There is a fundamental difference of approach between me and the hon. Lady. The reason for the trial is not to ensure that young people on the waiting list can get access to treatment; the trial is to find an evidence base on which to take future decisions about whether young people should be offered treatment and, if so, in what way. Talking about waiting lists and the trial combines two things that, in my view of the world, really do not have a relationship in this context.
No child is born in the wrong body. The scandal of thousands of children being put through irreversible medical intervention such as puberty blockers causing infertility, among other harms, has gone on for more than a decade, and it will go down as one of the worst examples of state failure in our history. Officials advise and Ministers decide. Why does the Secretary of State not use the considerable executive power vested in him personally to overrule his official advice, pause the puberty blockers trial and put child safety first?
This trial has been paused since earlier this year while the MHRA worked to strengthen the safeguards. Those stronger safeguards are now in place, which gives greater protection to young people who are involved in this trial. As I mentioned in my remarks earlier, one of my responsibilities as Health Secretary is to interrogate the detail to ensure that safeguards are adequate. I take that responsibility particularly seriously when it involves children and young people, and that is to ensure that we have the highest possible safeguards against harm of anyone involved in this trial.
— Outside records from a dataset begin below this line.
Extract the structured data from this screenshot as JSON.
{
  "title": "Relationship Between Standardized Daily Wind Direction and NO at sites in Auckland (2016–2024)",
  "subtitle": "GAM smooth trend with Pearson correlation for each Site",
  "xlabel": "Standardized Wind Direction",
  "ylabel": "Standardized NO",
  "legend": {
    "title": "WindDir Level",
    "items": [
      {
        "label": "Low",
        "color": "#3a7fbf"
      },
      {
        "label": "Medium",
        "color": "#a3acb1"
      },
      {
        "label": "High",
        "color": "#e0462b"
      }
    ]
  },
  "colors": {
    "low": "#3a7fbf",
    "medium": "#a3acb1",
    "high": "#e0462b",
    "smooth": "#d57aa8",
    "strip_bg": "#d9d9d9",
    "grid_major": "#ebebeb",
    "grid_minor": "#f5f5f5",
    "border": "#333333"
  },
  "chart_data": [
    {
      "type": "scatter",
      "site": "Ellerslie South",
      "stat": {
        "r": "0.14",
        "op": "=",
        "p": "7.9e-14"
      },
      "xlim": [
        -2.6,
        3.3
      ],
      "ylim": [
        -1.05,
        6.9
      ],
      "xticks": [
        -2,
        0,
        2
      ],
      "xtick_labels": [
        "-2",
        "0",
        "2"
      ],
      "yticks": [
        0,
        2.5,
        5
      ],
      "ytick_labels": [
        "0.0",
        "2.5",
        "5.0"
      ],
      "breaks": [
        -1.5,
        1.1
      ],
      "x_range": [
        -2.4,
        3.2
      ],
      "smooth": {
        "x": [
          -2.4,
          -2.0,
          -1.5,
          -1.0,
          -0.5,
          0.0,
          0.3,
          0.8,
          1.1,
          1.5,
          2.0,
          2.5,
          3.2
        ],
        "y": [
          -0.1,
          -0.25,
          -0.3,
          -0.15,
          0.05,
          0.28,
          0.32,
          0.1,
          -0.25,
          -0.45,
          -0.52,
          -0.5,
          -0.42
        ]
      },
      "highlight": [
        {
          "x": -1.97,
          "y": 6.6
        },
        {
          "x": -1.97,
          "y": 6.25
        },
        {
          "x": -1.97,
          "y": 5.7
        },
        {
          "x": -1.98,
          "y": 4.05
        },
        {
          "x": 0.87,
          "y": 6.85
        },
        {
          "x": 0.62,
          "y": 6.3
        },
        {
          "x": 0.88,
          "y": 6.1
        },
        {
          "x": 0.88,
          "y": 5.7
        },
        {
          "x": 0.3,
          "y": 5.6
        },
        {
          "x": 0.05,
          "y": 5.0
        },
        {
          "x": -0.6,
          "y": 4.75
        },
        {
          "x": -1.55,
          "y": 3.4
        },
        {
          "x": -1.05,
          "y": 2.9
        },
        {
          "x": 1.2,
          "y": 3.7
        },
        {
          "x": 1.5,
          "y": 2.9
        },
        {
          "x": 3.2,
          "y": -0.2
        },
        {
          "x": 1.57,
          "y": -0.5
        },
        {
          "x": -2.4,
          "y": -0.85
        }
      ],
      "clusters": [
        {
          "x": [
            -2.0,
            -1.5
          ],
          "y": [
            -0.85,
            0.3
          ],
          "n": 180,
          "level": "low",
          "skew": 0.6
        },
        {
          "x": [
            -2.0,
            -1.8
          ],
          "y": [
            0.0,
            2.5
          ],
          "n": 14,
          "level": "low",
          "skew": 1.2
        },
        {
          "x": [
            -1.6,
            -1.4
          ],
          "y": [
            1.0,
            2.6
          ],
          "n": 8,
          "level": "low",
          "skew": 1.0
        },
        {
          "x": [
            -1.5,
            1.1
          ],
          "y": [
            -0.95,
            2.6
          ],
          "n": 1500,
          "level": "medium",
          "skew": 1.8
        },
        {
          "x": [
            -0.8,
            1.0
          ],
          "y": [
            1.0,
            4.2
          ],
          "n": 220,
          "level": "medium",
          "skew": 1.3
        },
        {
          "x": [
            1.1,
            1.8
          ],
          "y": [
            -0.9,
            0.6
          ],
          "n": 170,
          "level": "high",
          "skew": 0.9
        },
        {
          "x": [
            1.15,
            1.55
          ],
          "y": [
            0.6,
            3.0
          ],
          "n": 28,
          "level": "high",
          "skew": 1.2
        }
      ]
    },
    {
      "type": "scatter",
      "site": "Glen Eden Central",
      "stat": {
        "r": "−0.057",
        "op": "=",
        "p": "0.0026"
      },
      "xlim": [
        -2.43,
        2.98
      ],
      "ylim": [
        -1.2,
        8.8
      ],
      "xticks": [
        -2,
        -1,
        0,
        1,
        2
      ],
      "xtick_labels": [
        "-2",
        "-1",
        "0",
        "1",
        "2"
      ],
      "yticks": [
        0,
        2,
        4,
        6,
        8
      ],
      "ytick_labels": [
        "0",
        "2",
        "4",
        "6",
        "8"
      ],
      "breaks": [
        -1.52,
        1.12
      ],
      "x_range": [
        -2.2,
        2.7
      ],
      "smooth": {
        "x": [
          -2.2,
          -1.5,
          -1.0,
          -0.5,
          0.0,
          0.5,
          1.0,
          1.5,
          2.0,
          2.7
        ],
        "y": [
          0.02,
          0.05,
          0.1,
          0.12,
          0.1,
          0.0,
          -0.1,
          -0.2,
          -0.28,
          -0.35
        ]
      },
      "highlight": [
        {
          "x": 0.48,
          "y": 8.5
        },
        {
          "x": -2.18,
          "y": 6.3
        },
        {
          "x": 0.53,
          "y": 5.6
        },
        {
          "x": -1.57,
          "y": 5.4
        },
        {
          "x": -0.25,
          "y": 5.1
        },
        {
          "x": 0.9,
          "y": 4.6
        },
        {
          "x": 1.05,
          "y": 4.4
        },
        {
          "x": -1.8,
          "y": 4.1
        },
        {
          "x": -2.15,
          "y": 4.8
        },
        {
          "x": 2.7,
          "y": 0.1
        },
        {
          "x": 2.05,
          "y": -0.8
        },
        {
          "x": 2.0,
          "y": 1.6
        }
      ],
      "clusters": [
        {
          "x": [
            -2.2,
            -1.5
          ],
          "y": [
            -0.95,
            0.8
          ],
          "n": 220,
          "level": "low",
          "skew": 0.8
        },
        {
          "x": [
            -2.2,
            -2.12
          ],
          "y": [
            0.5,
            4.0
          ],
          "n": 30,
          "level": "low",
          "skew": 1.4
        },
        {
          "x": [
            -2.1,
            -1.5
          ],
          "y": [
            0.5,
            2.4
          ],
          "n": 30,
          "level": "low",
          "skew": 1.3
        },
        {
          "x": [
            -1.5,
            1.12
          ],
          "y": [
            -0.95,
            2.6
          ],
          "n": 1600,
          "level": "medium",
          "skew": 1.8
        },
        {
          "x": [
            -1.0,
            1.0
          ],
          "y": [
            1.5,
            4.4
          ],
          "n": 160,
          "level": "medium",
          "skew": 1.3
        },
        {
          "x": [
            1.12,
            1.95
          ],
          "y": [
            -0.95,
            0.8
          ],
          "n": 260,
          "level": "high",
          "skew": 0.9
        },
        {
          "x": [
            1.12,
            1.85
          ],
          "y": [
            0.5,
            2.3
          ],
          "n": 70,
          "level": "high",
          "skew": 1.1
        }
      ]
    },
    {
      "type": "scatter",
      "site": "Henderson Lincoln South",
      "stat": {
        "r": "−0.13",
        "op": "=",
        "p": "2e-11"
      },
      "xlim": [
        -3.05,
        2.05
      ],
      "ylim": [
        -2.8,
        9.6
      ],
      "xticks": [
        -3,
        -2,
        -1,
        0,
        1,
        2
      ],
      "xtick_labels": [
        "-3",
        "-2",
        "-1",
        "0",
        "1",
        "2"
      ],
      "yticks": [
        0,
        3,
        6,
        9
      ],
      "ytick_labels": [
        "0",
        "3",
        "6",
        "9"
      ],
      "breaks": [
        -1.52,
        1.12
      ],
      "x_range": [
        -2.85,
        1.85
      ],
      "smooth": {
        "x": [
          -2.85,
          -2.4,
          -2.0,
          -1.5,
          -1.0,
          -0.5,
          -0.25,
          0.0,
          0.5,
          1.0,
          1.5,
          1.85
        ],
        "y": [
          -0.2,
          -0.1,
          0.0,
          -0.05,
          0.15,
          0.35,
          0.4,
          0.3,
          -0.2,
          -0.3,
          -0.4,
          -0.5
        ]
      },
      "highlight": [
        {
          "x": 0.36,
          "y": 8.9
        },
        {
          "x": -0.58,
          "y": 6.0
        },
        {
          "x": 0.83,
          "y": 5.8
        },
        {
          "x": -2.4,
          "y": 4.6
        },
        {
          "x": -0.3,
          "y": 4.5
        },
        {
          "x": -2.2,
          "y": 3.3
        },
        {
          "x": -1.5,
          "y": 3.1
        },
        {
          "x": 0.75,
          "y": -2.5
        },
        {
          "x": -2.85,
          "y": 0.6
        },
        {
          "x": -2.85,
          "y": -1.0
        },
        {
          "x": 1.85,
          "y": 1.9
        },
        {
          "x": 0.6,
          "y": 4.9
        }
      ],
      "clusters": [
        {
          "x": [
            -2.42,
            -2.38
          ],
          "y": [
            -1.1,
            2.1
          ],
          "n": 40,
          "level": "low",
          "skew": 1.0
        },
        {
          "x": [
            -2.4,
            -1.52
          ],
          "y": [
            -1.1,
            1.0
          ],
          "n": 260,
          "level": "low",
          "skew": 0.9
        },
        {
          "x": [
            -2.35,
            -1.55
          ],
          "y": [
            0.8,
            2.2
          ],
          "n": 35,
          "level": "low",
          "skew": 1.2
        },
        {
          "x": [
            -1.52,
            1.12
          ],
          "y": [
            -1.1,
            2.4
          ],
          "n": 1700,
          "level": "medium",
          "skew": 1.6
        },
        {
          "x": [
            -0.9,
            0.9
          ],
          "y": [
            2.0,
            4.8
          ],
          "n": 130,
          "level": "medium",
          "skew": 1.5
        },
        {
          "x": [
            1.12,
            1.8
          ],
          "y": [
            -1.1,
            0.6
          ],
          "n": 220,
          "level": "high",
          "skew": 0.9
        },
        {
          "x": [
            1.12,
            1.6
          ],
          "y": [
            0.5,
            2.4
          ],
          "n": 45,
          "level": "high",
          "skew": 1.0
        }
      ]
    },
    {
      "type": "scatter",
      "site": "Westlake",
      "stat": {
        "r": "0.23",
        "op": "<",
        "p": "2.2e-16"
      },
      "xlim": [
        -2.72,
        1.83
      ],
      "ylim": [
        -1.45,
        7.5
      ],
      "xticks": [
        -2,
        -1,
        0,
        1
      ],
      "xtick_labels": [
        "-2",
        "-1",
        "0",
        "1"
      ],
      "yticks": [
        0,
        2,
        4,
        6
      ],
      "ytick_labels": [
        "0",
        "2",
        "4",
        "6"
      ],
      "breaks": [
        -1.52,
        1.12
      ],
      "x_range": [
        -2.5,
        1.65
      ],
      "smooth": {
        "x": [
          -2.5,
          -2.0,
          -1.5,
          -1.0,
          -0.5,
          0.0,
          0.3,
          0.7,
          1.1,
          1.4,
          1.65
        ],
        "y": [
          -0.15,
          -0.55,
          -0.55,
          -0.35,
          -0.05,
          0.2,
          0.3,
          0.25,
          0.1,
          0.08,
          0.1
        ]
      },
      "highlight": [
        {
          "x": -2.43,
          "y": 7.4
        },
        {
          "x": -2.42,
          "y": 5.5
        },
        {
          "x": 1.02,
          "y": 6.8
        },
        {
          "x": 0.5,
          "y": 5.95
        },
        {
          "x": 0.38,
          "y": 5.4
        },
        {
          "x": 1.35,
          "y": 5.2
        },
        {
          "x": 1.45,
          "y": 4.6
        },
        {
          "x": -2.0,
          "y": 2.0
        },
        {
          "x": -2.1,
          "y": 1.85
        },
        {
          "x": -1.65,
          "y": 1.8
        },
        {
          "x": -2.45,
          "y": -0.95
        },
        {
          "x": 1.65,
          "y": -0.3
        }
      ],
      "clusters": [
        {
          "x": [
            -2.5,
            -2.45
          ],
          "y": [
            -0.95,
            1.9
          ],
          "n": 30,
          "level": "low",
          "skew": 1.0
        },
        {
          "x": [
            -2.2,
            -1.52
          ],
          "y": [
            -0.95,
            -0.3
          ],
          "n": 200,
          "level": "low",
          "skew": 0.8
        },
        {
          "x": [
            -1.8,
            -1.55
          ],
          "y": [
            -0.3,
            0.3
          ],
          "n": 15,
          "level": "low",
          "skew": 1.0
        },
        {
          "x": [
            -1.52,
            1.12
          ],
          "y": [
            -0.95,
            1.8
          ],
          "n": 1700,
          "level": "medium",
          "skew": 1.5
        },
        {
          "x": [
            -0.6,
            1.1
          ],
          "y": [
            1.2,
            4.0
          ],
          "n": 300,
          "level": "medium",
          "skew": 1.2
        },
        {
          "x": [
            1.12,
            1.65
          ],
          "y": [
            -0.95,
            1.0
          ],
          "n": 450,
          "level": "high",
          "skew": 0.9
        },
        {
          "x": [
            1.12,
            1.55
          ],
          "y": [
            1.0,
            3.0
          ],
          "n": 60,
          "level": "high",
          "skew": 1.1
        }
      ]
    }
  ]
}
The Health Secretary told us that his bottom line was to protect children, but he also conceded that puberty blockers can affect adversely bone density and brain development, so why is he taking the risk? Our 11-year olds are not guinea pigs; they are children entitled to grow up without state sponsored harm. Surely that should be the starting point.
The reason for having this trial is to establish whether there are in fact benefits to this treatment for some children and young people as well as what the risks of harm are. I believe it is right, on balance, to proceed with this clinical trial to get clinical evidence on the basis of having the highest possible protections against a greater risk of harm to children and young people involved in this trial.